Handcrafted by Yasuo Miichi, a master mask-maker from Osaka, the carved wooden masks make Starling’s spatial and temporal compressions visually manifest. They are amalgams: their assigned identities are uncannily recognizable, yet they also look like traditional Noh masks, with real hair and meticulously applied pigment. Connery (as Bond) is given Asiatic eyes, arched brows and a bow-shaped mouth; Blunt is depicted with delicate feminine features, his eyes closed with only narrow slits for peep holes (characteristic of female Noh masks); Hirshhorn is shown as a fiery demon, with a face like a furious Fu dog (similar to the Kijin-kei, or Fierce God, type of Noh mask). Starling risks losing the viewer with these strange recontextualizations, but the work has striking visual impact, as arcane references coalesce into an elegant, minimal installation.
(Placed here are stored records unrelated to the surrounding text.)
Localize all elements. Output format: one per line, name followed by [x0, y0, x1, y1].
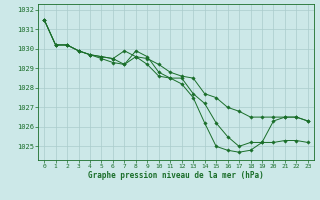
X-axis label: Graphe pression niveau de la mer (hPa): Graphe pression niveau de la mer (hPa) [88, 171, 264, 180]
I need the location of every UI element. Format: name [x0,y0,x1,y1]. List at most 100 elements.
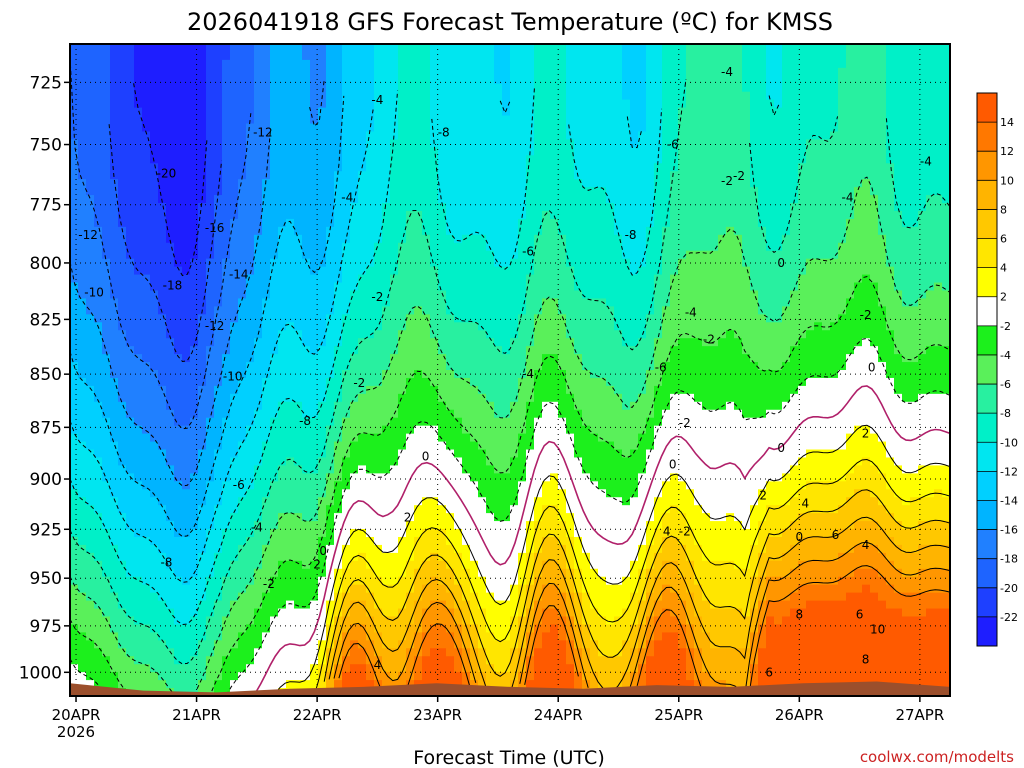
field-cell [174,521,183,530]
field-cell [502,195,511,204]
field-cell [294,600,303,610]
field-cell [126,417,135,427]
field-cell [310,83,319,93]
field-cell [126,385,135,395]
field-cell [374,521,383,530]
field-cell [222,226,231,236]
field-cell [486,59,495,69]
field-cell [470,163,479,172]
field-cell [510,473,519,482]
field-cell [70,67,79,77]
field-cell [342,672,351,681]
field-cell [246,608,255,618]
field-cell [334,250,343,260]
field-cell [438,210,447,220]
field-cell [534,44,543,53]
field-cell [438,242,447,252]
field-cell [518,218,527,228]
field-cell [102,163,111,172]
field-cell [510,664,519,673]
field-cell [206,664,215,673]
field-cell [198,409,207,419]
field-cell [422,544,431,554]
field-cell [358,171,367,180]
field-cell [438,409,447,419]
field-cell [550,648,559,657]
field-cell [326,91,335,101]
field-cell [102,560,111,570]
field-cell [358,664,367,673]
field-cell [518,234,527,244]
field-cell [286,632,295,641]
field-cell [246,306,255,315]
field-cell [406,648,415,657]
field-cell [126,147,135,156]
field-cell [294,330,303,339]
field-cell [510,497,519,506]
field-cell [326,218,335,228]
field-cell [150,560,159,570]
field-cell [302,465,311,474]
field-cell [198,552,207,562]
field-cell [518,354,527,363]
field-cell [190,370,199,379]
field-cell [254,513,263,522]
field-cell [414,187,423,196]
field-cell [126,338,135,347]
field-cell [158,322,167,331]
field-cell [502,664,511,673]
field-cell [454,115,463,125]
field-cell [422,497,431,506]
field-cell [294,314,303,323]
field-cell [534,91,543,101]
field-cell [486,99,495,109]
field-cell [78,608,87,618]
field-cell [86,298,95,307]
field-cell [470,218,479,228]
field-cell [86,91,95,101]
field-cell [182,91,191,101]
field-cell [478,433,487,443]
field-cell [102,131,111,141]
field-cell [302,354,311,363]
field-cell [190,179,199,188]
field-cell [454,67,463,77]
field-cell [142,282,151,292]
field-cell [342,505,351,514]
field-cell [486,179,495,188]
field-cell [246,393,255,403]
field-cell [78,195,87,204]
field-cell [550,560,559,570]
field-cell [246,584,255,594]
field-cell [110,513,119,522]
field-cell [510,377,519,387]
field-cell [246,632,255,641]
field-cell [454,409,463,419]
field-cell [94,417,103,427]
field-cell [102,640,111,649]
field-cell [334,59,343,69]
field-cell [118,187,127,196]
field-cell [510,417,519,427]
field-cell [486,195,495,204]
field-cell [526,51,535,61]
field-cell [438,274,447,284]
field-cell [262,417,271,427]
field-cell [118,51,127,61]
field-cell [438,362,447,371]
field-cell [382,640,391,649]
field-cell [502,521,511,530]
field-cell [478,362,487,371]
field-cell [430,44,439,53]
field-cell [422,473,431,482]
field-cell [406,99,415,109]
field-cell [182,680,191,689]
field-cell [78,242,87,252]
field-cell [174,600,183,610]
field-cell [366,274,375,284]
field-cell [486,322,495,331]
field-cell [278,242,287,252]
field-cell [174,67,183,77]
field-cell [502,107,511,117]
field-cell [150,544,159,554]
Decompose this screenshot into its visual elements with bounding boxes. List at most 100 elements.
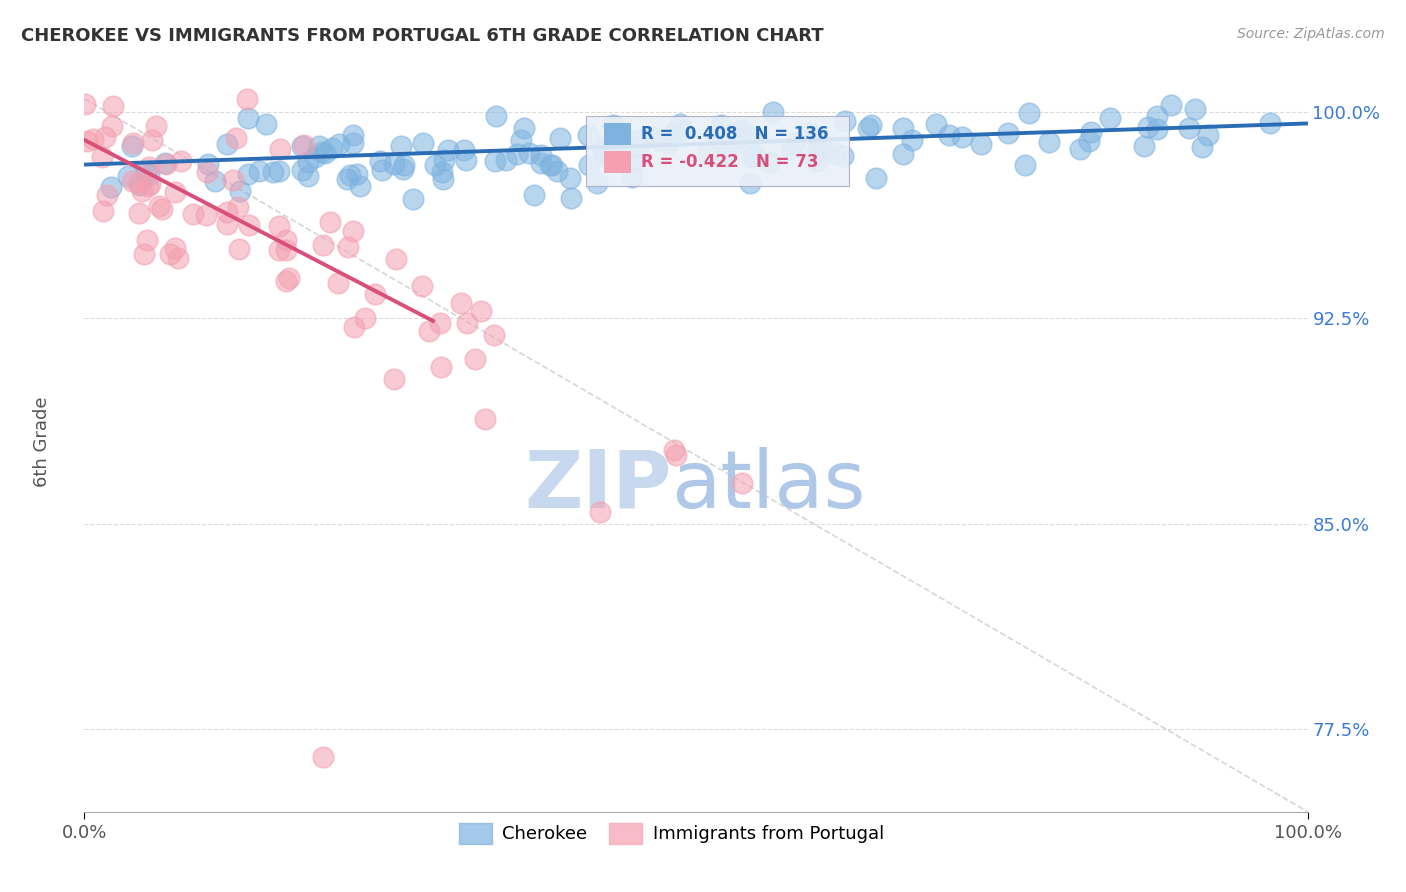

Like an iceberg, the narrative is mostly submerged, with the physical installation only alluding to the depth of Starling’s discursive process as elucidated in the exhibition guide.
For a concurrent exhibition at the Camden Arts Centre, ‘Never the Same River (Possible Futures, Probable Pasts)’, Starling reinstalled works by 30 artists and designers that were exhibited there sometime in the past 50 years in the exact positions they previously occupied. The works were laid out like a chain of digressive thoughts: John Riddy’s photograph London (Willow Road 2) (1998), taken from the interior of Ernö Goldfinger’s nearby house in Hampstead (a Modernist structure which so incensed James Bond author and neighbour Ian Fleming that he borrowed Goldfinger’s name for his most famous villain), was hung near a Goldfinger-designed chair, which was juxtaposed with a late-19th-century Liberty & Co. chair. Erudite and playful, ‘Never the Same River’ presented time and space as fluid and mutable. Asserting the presence of history in exhibition-making, Starling again rendered history art and art history.